I just got new 15" rims and new tires for my 2001 corolla. I got them at sears auto center where they were mounted and balanced. I noticed the steering wheel started started shaking violently when I got up to about 30 mph. I took it back and they told me they would have to order some hubcentric rings for the wheels. I they called me 3 days later and had me come in to install the rings. They installed the rings but I still get a shake at around 60 mph. It's not as violent as before but it's pretty annoying. I'm taking it back today to see what they can do but I'd appreciate any ideas or similar experiences you guys might have. I don't trust sears at the moment. I'm getting a vibe from the sears auto employees that tells me they are not that excited to do thier job. To qoute one sears employee on the phone: (Who knows? I don't i'm not a mechanic, you'll have to bring it in) I'd appreciate any insight. Thanks.
Tell me about it. I couldn't believe it either. Like I said I don't trust them. I would go somewhere else but I don't wan't to pay for something that's covered under thier warranty if I don't have to. so I'll let them check it out first. I'm going to my local Mieneke to get an oil change today so i'll ask them what they think the problem is before I go to sears this afternoon.
well, for me, i had this tire shop balanced it 3 times last year until i had no vibrations at all...
then this year, i mounted it on after balancing, it had no vibrations also... then I told it into dealership did a major service and now, after balancing its still shakes, with hub rings, it still shakes, but less..... my car is a bit weird, but some times shakes, so times don't..... i don't know why.
at 100km/hr no shaking...
at 110km/hr shaking 70% of the time
at 120+km/hr, no more shaking...
at 140km/hr, it starts again, but thats normal for my car even on stock 14s...
i switched my rims from oem to 15's, i had 16's and now on 17's
never did an alignment once b/c it wasnt necessary
this did occur to me once or twice
i remedied the problem by just reinstalling my wheels again i.e taking them off, then putting them back on EVENLY equal amount of torque on the nuts
i need an alignment right now though b/c i lowered my car w/ eibach prokit
well... my prokit is coming soon... so alignment will be done again and hope that will solve the problem...
and yes, i have a torque wrench... and i reinstalled and reinstalled..........never used to have this problem until after the dealer touched it. they suck
I had a similar problem and what it turned out to be was they warped the rotors and drums by over tourque on the lugs. they lied and said they torqued the wheels to 70 but at another shop they discovered the wheels were actually torqued to 115-120 which would warp anything! so I had to get the rotors and drums machined for $75 but now I have no more vibration.

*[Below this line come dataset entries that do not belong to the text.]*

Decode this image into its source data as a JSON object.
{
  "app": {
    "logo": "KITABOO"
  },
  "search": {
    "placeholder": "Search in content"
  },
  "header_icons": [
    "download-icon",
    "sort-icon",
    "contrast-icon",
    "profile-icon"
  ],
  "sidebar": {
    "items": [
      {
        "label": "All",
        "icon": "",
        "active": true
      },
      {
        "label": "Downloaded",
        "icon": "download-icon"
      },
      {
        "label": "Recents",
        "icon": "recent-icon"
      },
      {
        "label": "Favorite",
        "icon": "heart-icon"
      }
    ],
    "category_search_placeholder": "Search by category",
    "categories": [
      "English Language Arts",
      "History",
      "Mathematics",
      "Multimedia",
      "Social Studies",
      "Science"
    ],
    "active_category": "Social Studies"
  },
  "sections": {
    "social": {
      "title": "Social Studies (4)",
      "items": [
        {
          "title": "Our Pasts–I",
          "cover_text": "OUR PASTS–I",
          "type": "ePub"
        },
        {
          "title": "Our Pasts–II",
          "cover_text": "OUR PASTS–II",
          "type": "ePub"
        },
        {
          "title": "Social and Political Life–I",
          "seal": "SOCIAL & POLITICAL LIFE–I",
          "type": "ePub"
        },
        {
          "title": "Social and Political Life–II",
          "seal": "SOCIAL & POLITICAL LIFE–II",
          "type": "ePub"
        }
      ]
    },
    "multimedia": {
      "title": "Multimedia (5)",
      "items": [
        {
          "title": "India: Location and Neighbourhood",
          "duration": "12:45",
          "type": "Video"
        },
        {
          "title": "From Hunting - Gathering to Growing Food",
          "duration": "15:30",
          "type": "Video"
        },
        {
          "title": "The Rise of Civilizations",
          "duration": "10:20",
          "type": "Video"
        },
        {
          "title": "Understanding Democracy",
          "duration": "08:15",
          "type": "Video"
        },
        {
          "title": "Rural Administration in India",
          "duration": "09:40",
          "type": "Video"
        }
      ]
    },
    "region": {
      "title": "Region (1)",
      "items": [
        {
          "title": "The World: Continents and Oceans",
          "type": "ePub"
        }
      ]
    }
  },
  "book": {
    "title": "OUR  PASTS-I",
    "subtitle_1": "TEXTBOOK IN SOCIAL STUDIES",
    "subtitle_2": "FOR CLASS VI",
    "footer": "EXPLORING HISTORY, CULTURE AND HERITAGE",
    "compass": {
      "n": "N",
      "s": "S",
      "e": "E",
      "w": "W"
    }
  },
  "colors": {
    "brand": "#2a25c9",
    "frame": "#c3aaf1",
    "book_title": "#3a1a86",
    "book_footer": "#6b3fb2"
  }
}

I was having it around 60+mph right after the repair but never before then.
alignment doesnt help with vibration btw. all that does is keep your car centered in the lane and prevents it from leaning left or right. if your car doesnt do that with the old wheels it wont do it with the new wheels. usually vibration comes from bent rims, uneven tire tread, tire bubbles or warped rotors/drums. in your case it sounds like warped rotors/drums caused from over torque. if you hadnt removed the wheels already I'd said check the torque on your wheels to confirm they warped them and get them to machine your rotors/drums without cost.
what Im saying is its too late now to prove they overtorqued the lugs since youve taken them off already. you likely need to get your rotors/drums machined now. why I said you shouldve checked the torque beforehand is because if they were overtorqued them thats proof that they:
1.are responsible for warped rotors/drums that are causing vibration you didnt have before their repairs and
2: are responsible for paying those repair charges, not you.

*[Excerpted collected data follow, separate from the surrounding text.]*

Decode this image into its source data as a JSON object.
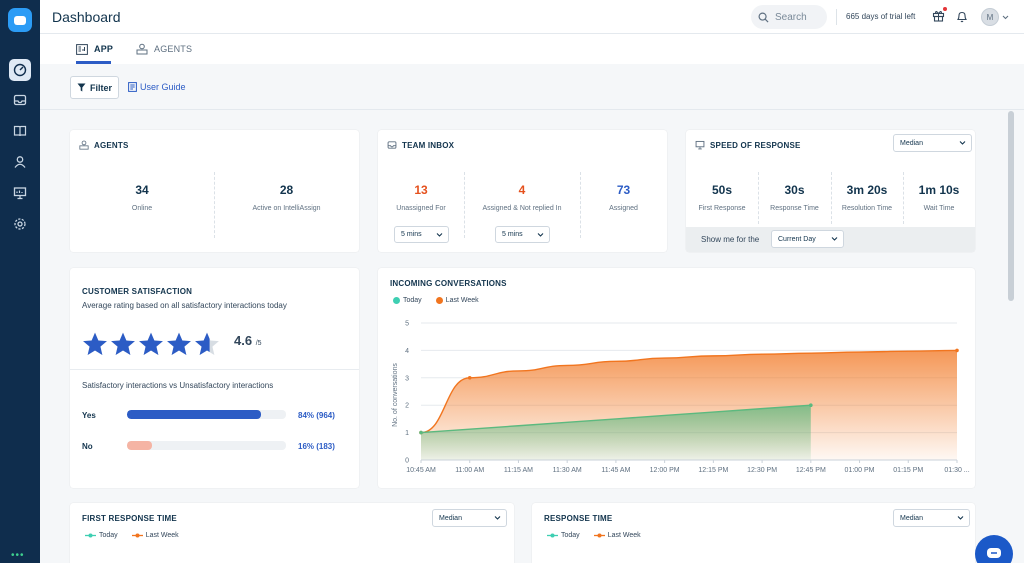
{
  "header": {
    "title": "Dashboard",
    "search_placeholder": "Search",
    "trial_text": "665 days of trial left",
    "avatar_initial": "M"
  },
  "tabs": [
    {
      "label": "APP",
      "active": true
    },
    {
      "label": "AGENTS",
      "active": false
    }
  ],
  "filterbar": {
    "filter_label": "Filter",
    "guide_label": "User Guide"
  },
  "agents": {
    "title": "AGENTS",
    "stats": [
      {
        "value": "34",
        "label": "Online"
      },
      {
        "value": "28",
        "label": "Active on IntelliAssign"
      }
    ]
  },
  "team_inbox": {
    "title": "TEAM INBOX",
    "stats": [
      {
        "value": "13",
        "label": "Unassigned For",
        "color": "#e5511d"
      },
      {
        "value": "4",
        "label": "Assigned & Not replied In",
        "color": "#e5511d"
      },
      {
        "value": "73",
        "label": "Assigned",
        "color": "#2c5cc5"
      }
    ],
    "selects": [
      "5 mins",
      "5 mins"
    ]
  },
  "speed": {
    "title": "SPEED OF RESPONSE",
    "select": "Median",
    "stats": [
      {
        "value": "50s",
        "label": "First Response"
      },
      {
        "value": "30s",
        "label": "Response Time"
      },
      {
        "value": "3m 20s",
        "label": "Resolution Time"
      },
      {
        "value": "1m 10s",
        "label": "Wait Time"
      }
    ],
    "show_label": "Show me for the",
    "period": "Current Day"
  },
  "satisfaction": {
    "title": "CUSTOMER SATISFACTION",
    "subtitle": "Average rating based on all satisfactory interactions today",
    "rating": "4.6",
    "rating_suffix": "/5",
    "rating_value": 4.6,
    "compare_label": "Satisfactory interactions vs Unsatisfactory interactions",
    "rows": [
      {
        "label": "Yes",
        "percent": 84,
        "value": "84% (964)",
        "color": "#2c5cc5"
      },
      {
        "label": "No",
        "percent": 16,
        "value": "16% (183)",
        "color": "#f5b4a4"
      }
    ]
  },
  "colors": {
    "today": "#3ecfb2",
    "last_week": "#f1751f",
    "accent": "#2c5cc5",
    "sidebar": "#0f2d4d"
  },
  "chart_data": {
    "type": "area",
    "title": "INCOMING CONVERSATIONS",
    "ylabel": "No. of conversations",
    "xlabel": "",
    "ylim": [
      0,
      5
    ],
    "yticks": [
      "0",
      "1",
      "2",
      "3",
      "4",
      "5"
    ],
    "x": [
      "10:45 AM",
      "11:00 AM",
      "11:15 AM",
      "11:30 AM",
      "11:45 AM",
      "12:00 PM",
      "12:15 PM",
      "12:30 PM",
      "12:45 PM",
      "01:00 PM",
      "01:15 PM",
      "01:30 ..."
    ],
    "series": [
      {
        "name": "Today",
        "color": "#5cb97f",
        "values": [
          1,
          1.125,
          1.25,
          1.375,
          1.5,
          1.625,
          1.75,
          1.875,
          2,
          null,
          null,
          null
        ]
      },
      {
        "name": "Last Week",
        "color": "#f1751f",
        "values": [
          1,
          3,
          3.25,
          3.45,
          3.6,
          3.72,
          3.8,
          3.86,
          3.9,
          3.94,
          3.97,
          4
        ]
      }
    ],
    "legend": "top-left",
    "grid": true
  },
  "first_response": {
    "title": "FIRST RESPONSE TIME",
    "select": "Median",
    "legend": [
      "Today",
      "Last Week"
    ]
  },
  "response_time": {
    "title": "RESPONSE TIME",
    "select": "Median",
    "legend": [
      "Today",
      "Last Week"
    ]
  },
  "icons": [
    "dashboard-icon",
    "inbox-icon",
    "book-icon",
    "user-icon",
    "presentation-icon",
    "gear-icon",
    "search-icon",
    "gift-icon",
    "bell-icon",
    "filter-icon",
    "guide-icon",
    "star-icon",
    "chat-icon"
  ]
}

now since youve taken the wheels off and cant prove at what specific torque they warped your rotors/drums, you will have to pay for machining them because they will do whatever they can to cover their A and likely claim "youre imagining the damages" to get out of paying it like many people have experienced including me.
discount tire machined my rotors/drums for $75 and did a great job.
you could find cheaper labor elsewhere but if you choose to do so then stay there and watch them work on it to make sure they dont tear your car up. if they wont use a torque bar with thin sockets to your specific wheel requirement then dont use them just leave and find someone that will or else your wheels will get scraped from their thick sockets and them being in too much of a hurry to get the lugs off scraping the wheels with the out of control impact wrench and then over tightening the lugs warping everything as happened to me.